Put the caller on the other side of the opening, against thick brush, standing up. As the bull comes to the edge and stops, he gazes across and realizes that what he's looking for is just through the brush beyond. The caller keeps cow-calling. Only call if the bull stops or slows down; there is no need to call if he's coming. In this scenario, think about the calling setup as transforming into the shape of a T.
The bull is at the top left, the caller on the right and the shooter at the bottom with the wind blowing between you. It's up to the caller to maintain this relationship. This arrangement will usually result in a bull coming out past the hunter, giving a solid quartering away shot. Believe in your position and, if the wind is right, you'll get the shot and an extra charge of adrenaline.

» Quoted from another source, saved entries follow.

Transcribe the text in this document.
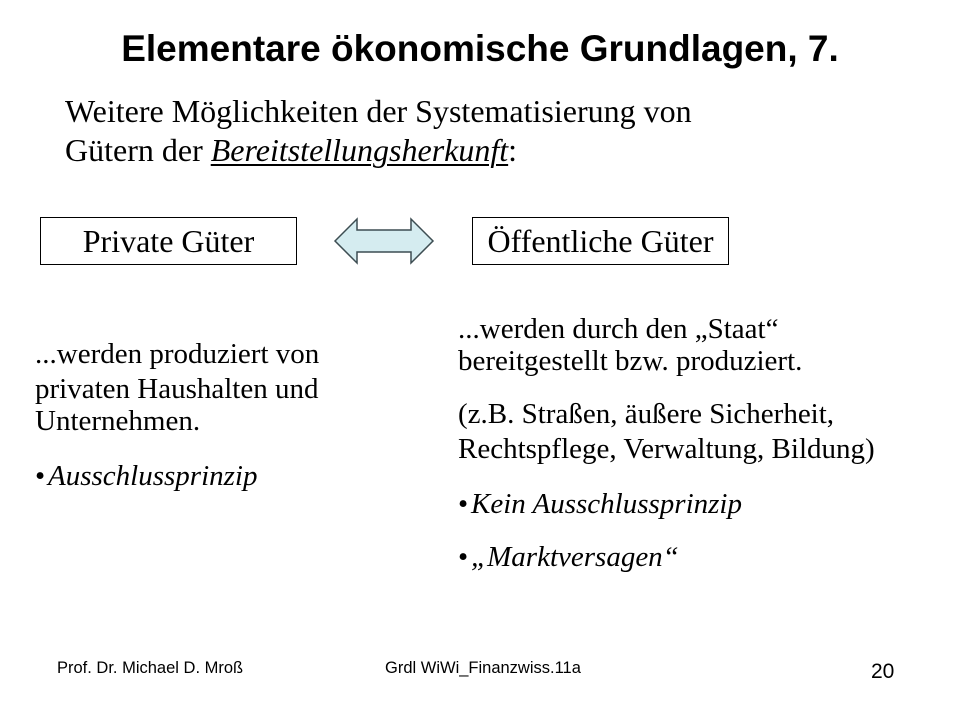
Elementare ökonomische Grundlagen, 7.
Weitere Möglichkeiten der Systematisierung von
Gütern der Bereitstellungsherkunft:
Private Güter	Öffentliche Güter
...werden produziert von
privaten Haushalten und
Unternehmen.
•Ausschlussprinzip
...werden durch den „Staat“
bereitgestellt bzw. produziert.
(z.B. Straßen, äußere Sicherheit,
Rechtspflege, Verwaltung, Bildung)
•Kein Ausschlussprinzip
•„Marktversagen“
Prof. Dr. Michael D. Mroß	Grdl WiWi_Finanzwiss.11a	20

When you know he's closing in, take a deep breath, maintain your composure and anticipate when you should reach full-draw. Be sure to range the distance before taking the shot, aiming at a specific point between a 1/3 to half-way up the bull's chest, right behind the shoulder. Elk have a big kill zone.
I would say fifteen-percent of the bulls we call in get shot after they have passed the shooter. This is ideal when it happens; for the bull is less likely to see you draw. The key is getting the hunter and the caller in a position to work the bull by them. It's not always going to happen; but, when it all comes together, it's like magic. Elk hunting takes us to pristine and remote country many of us would otherwise never see. Elk fuel our passion to be a field and, when it all comes together, there's no matching the feeling of accomplishment. By hunting smart and using your position wisely, you too will be able to feel what it's like yelling down the canyon at the top your lungs “Bull Day!”